Y desde la Conmebol anunciaron que tratarán de llevar el tema al consejo de la FIFA, pero desde ya se prevé un oscuro panorama para la federación de ese país, que asumirá millonarias pérdidas por el cambio de ese escenario.
En ese sentido, el vicepresidente de la entidad, Mauricio Méndez, ratificó que serán al menos US$ 3 millones los que perderá su federación, debido al cambio de estadio (de menor capacidad), que se suma a los contratos adquiridos con anterioridad.
"No me quiero imaginar de un cambio de sede. Aquí no se trata de si Carlos Chávez me cae bien o si Mauricio Méndez es un buen tipo. La Federación tendrá una millonaria pérdida en caso de un cambio de escenario para las eliminatorias", afirmó Méndez.

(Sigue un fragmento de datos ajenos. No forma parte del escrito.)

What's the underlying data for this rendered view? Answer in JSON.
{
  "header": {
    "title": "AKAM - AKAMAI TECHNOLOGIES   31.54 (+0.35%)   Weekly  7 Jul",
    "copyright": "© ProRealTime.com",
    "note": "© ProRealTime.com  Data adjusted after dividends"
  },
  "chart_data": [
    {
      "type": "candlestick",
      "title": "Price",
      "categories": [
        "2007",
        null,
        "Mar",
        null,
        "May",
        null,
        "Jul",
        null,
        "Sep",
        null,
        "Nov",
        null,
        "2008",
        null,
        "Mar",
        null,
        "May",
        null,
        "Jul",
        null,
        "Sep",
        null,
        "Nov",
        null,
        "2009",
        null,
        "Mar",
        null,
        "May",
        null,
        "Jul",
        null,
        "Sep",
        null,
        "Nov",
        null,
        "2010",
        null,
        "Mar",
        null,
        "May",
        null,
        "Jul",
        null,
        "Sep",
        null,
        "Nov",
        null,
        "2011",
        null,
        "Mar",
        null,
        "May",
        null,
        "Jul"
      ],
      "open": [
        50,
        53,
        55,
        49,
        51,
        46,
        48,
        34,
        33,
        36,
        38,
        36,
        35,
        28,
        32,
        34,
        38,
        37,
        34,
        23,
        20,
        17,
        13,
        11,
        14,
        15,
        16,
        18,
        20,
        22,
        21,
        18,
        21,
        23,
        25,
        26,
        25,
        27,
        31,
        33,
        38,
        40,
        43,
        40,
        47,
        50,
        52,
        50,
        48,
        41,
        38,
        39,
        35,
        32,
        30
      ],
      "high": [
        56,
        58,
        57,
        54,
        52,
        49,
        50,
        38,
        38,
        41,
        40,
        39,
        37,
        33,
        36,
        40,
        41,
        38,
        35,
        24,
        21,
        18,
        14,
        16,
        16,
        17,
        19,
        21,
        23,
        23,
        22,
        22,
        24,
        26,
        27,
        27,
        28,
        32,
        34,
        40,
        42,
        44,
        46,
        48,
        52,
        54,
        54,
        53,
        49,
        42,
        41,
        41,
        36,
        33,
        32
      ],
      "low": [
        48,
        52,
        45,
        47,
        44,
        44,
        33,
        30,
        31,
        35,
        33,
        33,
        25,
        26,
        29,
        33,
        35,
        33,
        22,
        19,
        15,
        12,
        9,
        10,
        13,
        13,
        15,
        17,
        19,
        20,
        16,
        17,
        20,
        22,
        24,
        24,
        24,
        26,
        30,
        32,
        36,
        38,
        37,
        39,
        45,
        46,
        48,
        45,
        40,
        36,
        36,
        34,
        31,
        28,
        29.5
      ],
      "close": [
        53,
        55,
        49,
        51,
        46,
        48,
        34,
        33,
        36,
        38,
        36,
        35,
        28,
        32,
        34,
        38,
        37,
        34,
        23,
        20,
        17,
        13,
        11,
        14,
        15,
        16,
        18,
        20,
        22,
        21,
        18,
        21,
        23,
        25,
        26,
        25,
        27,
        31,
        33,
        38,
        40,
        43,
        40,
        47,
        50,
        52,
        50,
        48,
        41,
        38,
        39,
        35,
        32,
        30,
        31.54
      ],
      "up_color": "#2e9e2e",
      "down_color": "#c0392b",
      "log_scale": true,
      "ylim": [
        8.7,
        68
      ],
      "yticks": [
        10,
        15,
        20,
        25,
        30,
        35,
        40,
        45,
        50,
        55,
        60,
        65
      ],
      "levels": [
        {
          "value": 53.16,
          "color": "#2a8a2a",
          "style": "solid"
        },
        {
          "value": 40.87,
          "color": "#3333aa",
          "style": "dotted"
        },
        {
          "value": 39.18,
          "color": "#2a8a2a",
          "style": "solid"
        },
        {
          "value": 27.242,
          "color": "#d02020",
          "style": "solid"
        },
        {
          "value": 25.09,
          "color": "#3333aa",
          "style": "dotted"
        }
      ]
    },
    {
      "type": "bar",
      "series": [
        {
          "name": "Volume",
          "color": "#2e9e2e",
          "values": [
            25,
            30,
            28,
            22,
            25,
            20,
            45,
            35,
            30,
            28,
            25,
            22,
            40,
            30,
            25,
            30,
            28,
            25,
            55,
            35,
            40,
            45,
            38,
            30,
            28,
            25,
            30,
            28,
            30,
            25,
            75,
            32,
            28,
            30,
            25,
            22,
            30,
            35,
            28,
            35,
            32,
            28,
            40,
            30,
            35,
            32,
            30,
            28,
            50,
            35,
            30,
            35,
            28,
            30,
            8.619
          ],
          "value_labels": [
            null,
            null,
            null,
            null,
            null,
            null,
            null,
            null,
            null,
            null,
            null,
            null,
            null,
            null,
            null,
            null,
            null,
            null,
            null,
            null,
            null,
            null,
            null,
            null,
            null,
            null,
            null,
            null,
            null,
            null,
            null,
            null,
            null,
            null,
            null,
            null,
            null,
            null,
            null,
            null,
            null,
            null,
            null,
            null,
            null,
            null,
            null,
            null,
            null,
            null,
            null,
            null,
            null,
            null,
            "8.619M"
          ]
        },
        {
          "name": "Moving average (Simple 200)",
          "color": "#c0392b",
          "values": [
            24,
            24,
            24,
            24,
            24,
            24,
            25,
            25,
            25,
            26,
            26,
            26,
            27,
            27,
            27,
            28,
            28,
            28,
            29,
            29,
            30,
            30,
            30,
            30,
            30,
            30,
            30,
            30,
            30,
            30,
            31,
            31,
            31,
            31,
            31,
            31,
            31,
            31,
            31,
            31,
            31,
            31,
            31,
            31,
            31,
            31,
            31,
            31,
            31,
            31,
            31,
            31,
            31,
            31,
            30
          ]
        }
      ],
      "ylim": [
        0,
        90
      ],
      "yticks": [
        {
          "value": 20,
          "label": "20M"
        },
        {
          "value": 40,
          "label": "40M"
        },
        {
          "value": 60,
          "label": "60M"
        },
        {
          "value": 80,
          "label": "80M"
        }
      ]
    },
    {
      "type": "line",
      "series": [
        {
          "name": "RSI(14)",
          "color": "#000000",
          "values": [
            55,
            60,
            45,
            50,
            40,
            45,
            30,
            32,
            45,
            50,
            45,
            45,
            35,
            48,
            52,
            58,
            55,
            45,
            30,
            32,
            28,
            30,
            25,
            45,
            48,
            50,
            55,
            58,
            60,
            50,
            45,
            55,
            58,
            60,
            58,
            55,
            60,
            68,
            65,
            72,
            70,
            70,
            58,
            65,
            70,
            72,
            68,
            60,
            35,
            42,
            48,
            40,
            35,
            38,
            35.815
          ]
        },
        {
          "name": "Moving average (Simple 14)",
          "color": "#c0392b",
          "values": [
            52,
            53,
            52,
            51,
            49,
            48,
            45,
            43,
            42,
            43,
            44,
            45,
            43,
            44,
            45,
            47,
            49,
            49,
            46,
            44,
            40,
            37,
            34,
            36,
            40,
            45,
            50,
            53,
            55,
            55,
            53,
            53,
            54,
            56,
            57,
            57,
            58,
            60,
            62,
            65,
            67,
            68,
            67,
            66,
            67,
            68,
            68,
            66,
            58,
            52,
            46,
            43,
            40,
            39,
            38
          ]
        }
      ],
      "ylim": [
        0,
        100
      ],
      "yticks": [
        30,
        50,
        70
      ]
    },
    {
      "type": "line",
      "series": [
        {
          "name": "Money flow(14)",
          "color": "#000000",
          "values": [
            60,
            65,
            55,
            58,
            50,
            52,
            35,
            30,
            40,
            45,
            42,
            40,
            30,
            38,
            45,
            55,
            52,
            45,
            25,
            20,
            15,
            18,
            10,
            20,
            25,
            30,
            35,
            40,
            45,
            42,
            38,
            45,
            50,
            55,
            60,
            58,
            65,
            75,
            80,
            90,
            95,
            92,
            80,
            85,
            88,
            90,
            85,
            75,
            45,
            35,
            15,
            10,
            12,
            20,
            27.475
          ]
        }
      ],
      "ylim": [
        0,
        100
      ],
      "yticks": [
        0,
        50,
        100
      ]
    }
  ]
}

"Hay contratos que se tienen que respetar, seguro que las empresas que pagaron por los partidos en La Paz nos crearían problemas, es algo inimaginable", acotó el dirigente.
Otros problemas que deberían enfrentar son la venta anticipada de abonos y la sponsorización del evento. En ese sentido, el gerente general de la FBF, Alberto Lozada, confirmó que se vendieron aproximadamente 4.200 abonos, los que se tendrían que devolver.
"El problema está en el divisionismo de la gente que piensa que no se hará nada; a pesar de ello pienso que vamos a jugar las eliminatorias en La Paz", sentenció.